Remember that while temporary bypasses like disabling SSL verification might be tempting, they expose you to security risks. Whenever possible, aim to fix the root cause of certificate problems rather than working around them.
If you’re still experiencing issues after trying all these solutions, consider reaching out to your network administrator or checking npm’s status page at status.npmjs.org to see if there are any ongoing service disruptions.
FAQs
Can I safely ignore certificate errors in development environments?
While you technically can bypass certificate checks during development, it’s not recommended as a regular practice. Doing so can expose your system to man-in-the-middle attacks and create inconsistencies between development and production environments. It’s better to properly fix the underlying issue.
Why does NPM show certificate errors even though my system time is correct?
If your system time is correct but you’re still experiencing certificate errors, the issue might be with your CA certificate store, a corporate proxy performing SSL inspection, or network issues. Try updating your CA certificates or configuring npm to work with your specific network setup.
How often do npm registry certificates actually expire?

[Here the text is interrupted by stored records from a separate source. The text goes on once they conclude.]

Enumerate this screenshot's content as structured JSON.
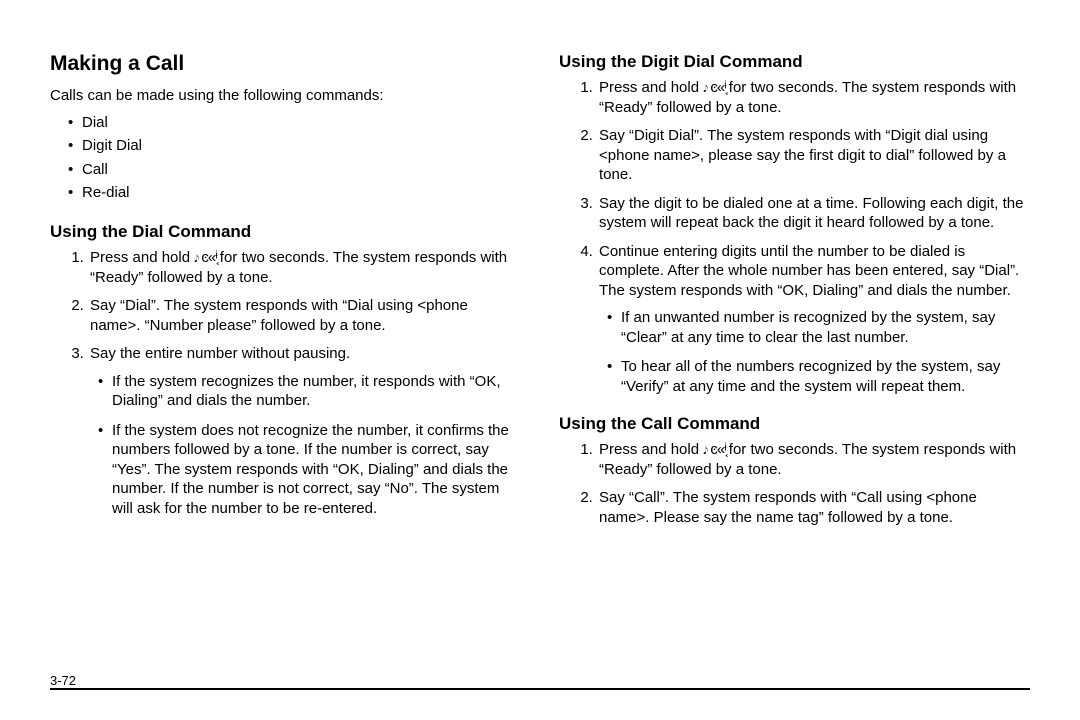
{
  "glyph": " 𝆕 ͼ«ᶤ͔ ",
  "left": {
    "h1": "Making a Call",
    "intro": "Calls can be made using the following commands:",
    "bullets": [
      "Dial",
      "Digit Dial",
      "Call",
      "Re-dial"
    ],
    "h2": "Using the Dial Command",
    "steps": {
      "s1_a": "Press and hold",
      "s1_b": "for two seconds. The system responds with “Ready” followed by a tone.",
      "s2": "Say “Dial”. The system responds with “Dial using <phone name>. “Number please” followed by a tone.",
      "s3": "Say the entire number without pausing.",
      "s3_b1": "If the system recognizes the number, it responds with “OK, Dialing” and dials the number.",
      "s3_b2": "If the system does not recognize the number, it confirms the numbers followed by a tone. If the number is correct, say “Yes”. The system responds with “OK, Dialing” and dials the number. If the number is not correct, say “No”. The system will ask for the number to be re-entered."
    }
  },
  "right": {
    "h2a": "Using the Digit Dial Command",
    "digit": {
      "s1_a": "Press and hold",
      "s1_b": "for two seconds. The system responds with “Ready” followed by a tone.",
      "s2": "Say “Digit Dial”. The system responds with “Digit dial using <phone name>, please say the first digit to dial” followed by a tone.",
      "s3": "Say the digit to be dialed one at a time. Following each digit, the system will repeat back the digit it heard followed by a tone.",
      "s4": "Continue entering digits until the number to be dialed is complete. After the whole number has been entered, say “Dial”. The system responds with “OK, Dialing” and dials the number.",
      "s4_b1": "If an unwanted number is recognized by the system, say “Clear” at any time to clear the last number.",
      "s4_b2": "To hear all of the numbers recognized by the system, say “Verify” at any time and the system will repeat them."
    },
    "h2b": "Using the Call Command",
    "call": {
      "s1_a": "Press and hold",
      "s1_b": "for two seconds. The system responds with “Ready” followed by a tone.",
      "s2": "Say “Call”. The system responds with “Call using <phone name>. Please say the name tag” followed by a tone."
    }
  },
  "page_number": "3-72"
}
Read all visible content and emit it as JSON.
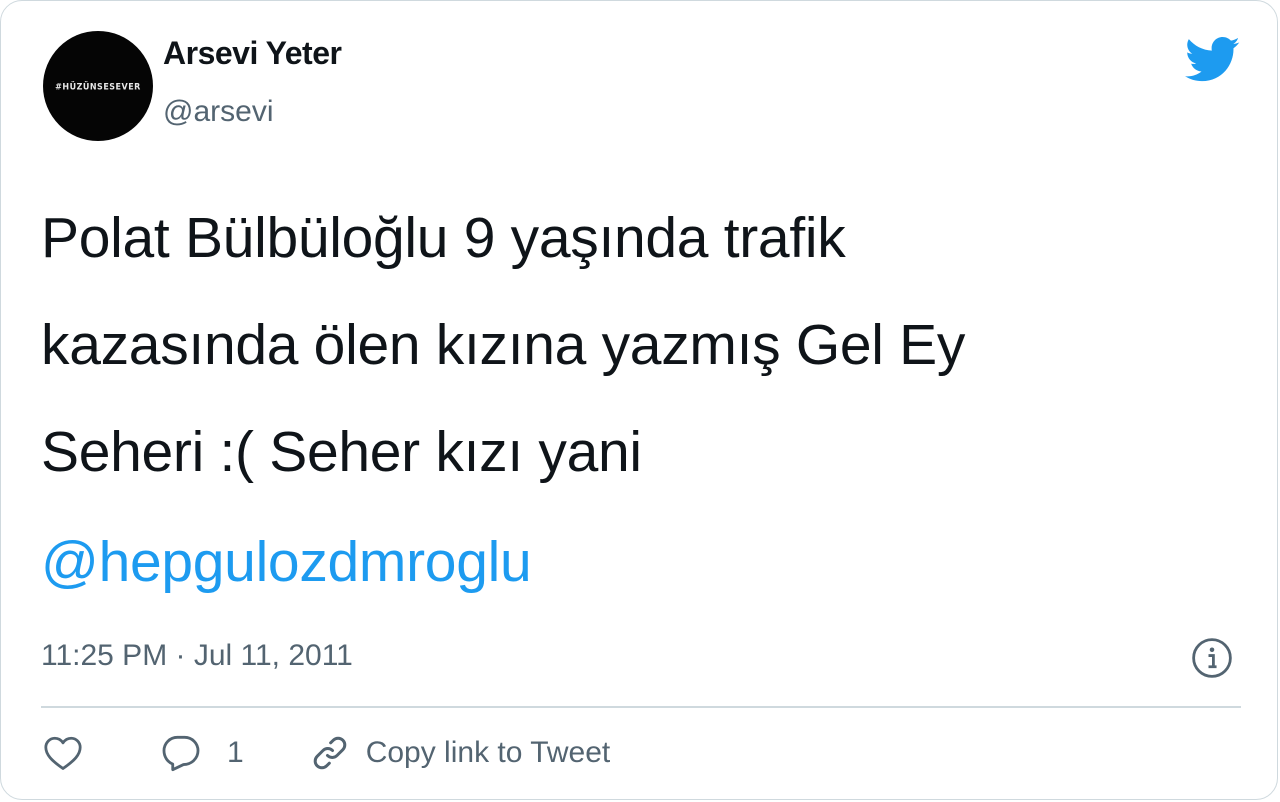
{
  "author": {
    "display_name": "Arsevi Yeter",
    "handle": "@arsevi",
    "avatar_text": "#HÜZÜNSESEVER"
  },
  "tweet": {
    "lines": [
      "Polat Bülbüloğlu 9 yaşında trafik",
      "kazasında ölen kızına yazmış Gel Ey",
      "Seheri :( Seher kızı yani"
    ],
    "mention": "@hepgulozdmroglu",
    "timestamp": "11:25 PM · Jul 11, 2011"
  },
  "actions": {
    "reply_count": "1",
    "copy_link_label": "Copy link to Tweet"
  },
  "icons": {
    "brand": "twitter-bird-icon",
    "info": "info-icon",
    "like": "heart-icon",
    "reply": "reply-bubble-icon",
    "copy": "link-icon"
  },
  "colors": {
    "brand_blue": "#1d9bf0",
    "text": "#0f1419",
    "secondary": "#536471",
    "border": "#cfd9de"
  }
}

The official npm registry certificates are managed professionally and renewed well before expiration. It’s extremely rare for the actual registry certificates to expire. When you see a CERT_HAS_EXPIRED error, it’s almost always due to client side issues like incorrect system time or networking problems rather than the registry itself.
Will switching to Yarn or pnpm avoid these certificate issues?
No, alternative package managers like Yarn and pnpm use the same underlying HTTPS mechanisms and would face similar certificate validation issues. The solutions described in this article apply equally to npm, Yarn, and pnpm.
How can I diagnose which specific certificate in the chain has expired?
To identify specifically which certificate is causing the problem, you can use OpenSSL to examine the certificate chain:
openssl s_client -connect registry.npmjs.org:443 -servername registry.npmjs.org
This command will show the entire certificate chain with validity dates, helping you pinpoint exactly where the expiration problem lies.